The Federal Health Insurance Exchange Is A Lousy Tool To Fix These Health Care Problems

I was reading John Graham’s post, What is To Be Done with Health Insurance Exchanges, Post-Obamacare?, and could not resist saying the federal health insurance exchange is a lousy tool to fix these health care problems. Here are my reasons.

1. The cost of health care for people with high cost, pre-existing conditions is being spread across a fairly small group of people buying their health insurance via the exchanges. If health care for people with pre-existing conditions is society’s responsibility than the cost should be spread over a much larger group of people. Until we solve the problem with paying for pre-existing condition health care in a more equitable manner, health insurance exchanges will be plagued with high risk premiums and are likely to fail.

2. Health exchanges in general are a lousy way to subsidize health insurance for people earning less than 400% FPL if you want to control health care costs. This is the same problem faced by expanding Medicaid. The Oregon Medicaid experiment leads us to speculate that this group of people will consume more health care services without an improvement in health care outcomes. A health insurance credit is probably a step in the right direction of simplifying the subsidy system while providing subsidies and cost control incentives.

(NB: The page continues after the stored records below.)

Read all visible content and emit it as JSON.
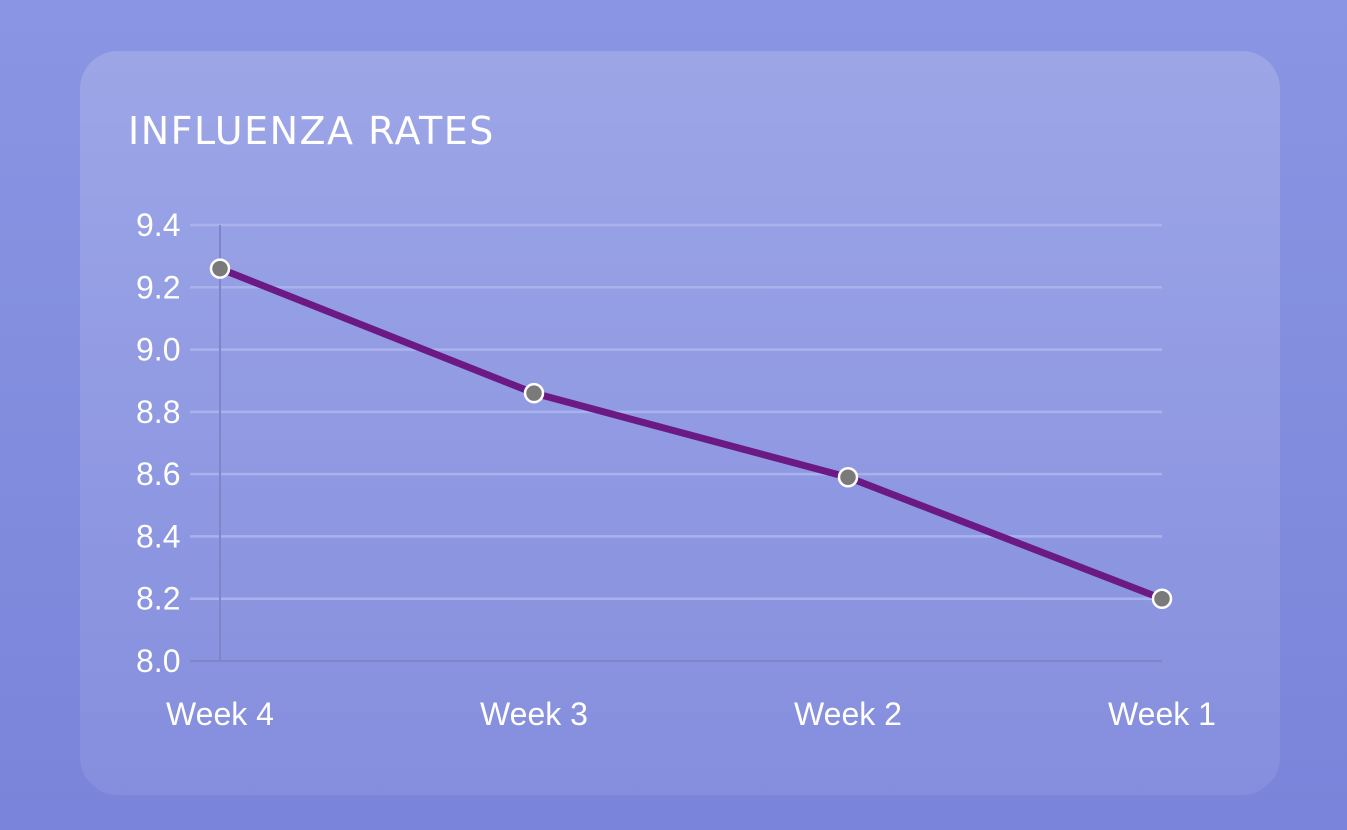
{
  "chart_data": {
    "type": "line",
    "title": "INFLUENZA RATES",
    "categories": [
      "Week 4",
      "Week 3",
      "Week 2",
      "Week 1"
    ],
    "series": [
      {
        "values": [
          9.26,
          8.86,
          8.59,
          8.2
        ]
      }
    ],
    "ylim": [
      8.0,
      9.4
    ],
    "yticks": [
      "8.0",
      "8.2",
      "8.4",
      "8.6",
      "8.8",
      "9.0",
      "9.2",
      "9.4"
    ],
    "grid": true,
    "colors": {
      "line": "#6b1a85",
      "marker_fill": "#7a7a7a",
      "marker_stroke": "#ffffff",
      "grid": "#aab2ee",
      "axis": "#7e86c8",
      "text": "#ffffff"
    }
  }
}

3. With the market distortions from pre-existing conditions and subsidies and overall incompetence in the roll-out, it is hard to imagine health insurance exchanges as an adequate substitute for the fair, unbiased health insurance market place we expected in 2013. As a person who has purchased health insurance from eHealthinsurance.com in the past, I have to assign blame for the overall incompetence of healthcare.gov to politics. The ACA made purchasing health insurance unnecessarily complicated. When you combine the public’s unfavorable view of the federal health exchange with its history of being a political football, this would be a good time to look at a replacement that involves less federal government and political partisanship. The original ACA plan relied on state exchanges and we should go back there in a modified form. My personal favorite idea is to simplify the enrollment process and replace the federal exchange with state exchanges run in cooperation with insurance companies and insurance marketers. eHealthinsurance.com and other companies like them already had the infrastructure in place. You can call this the Halbig solution with adults in the room. If we cannot get rid of the amateurs in the federal government we should at least minimize their damage.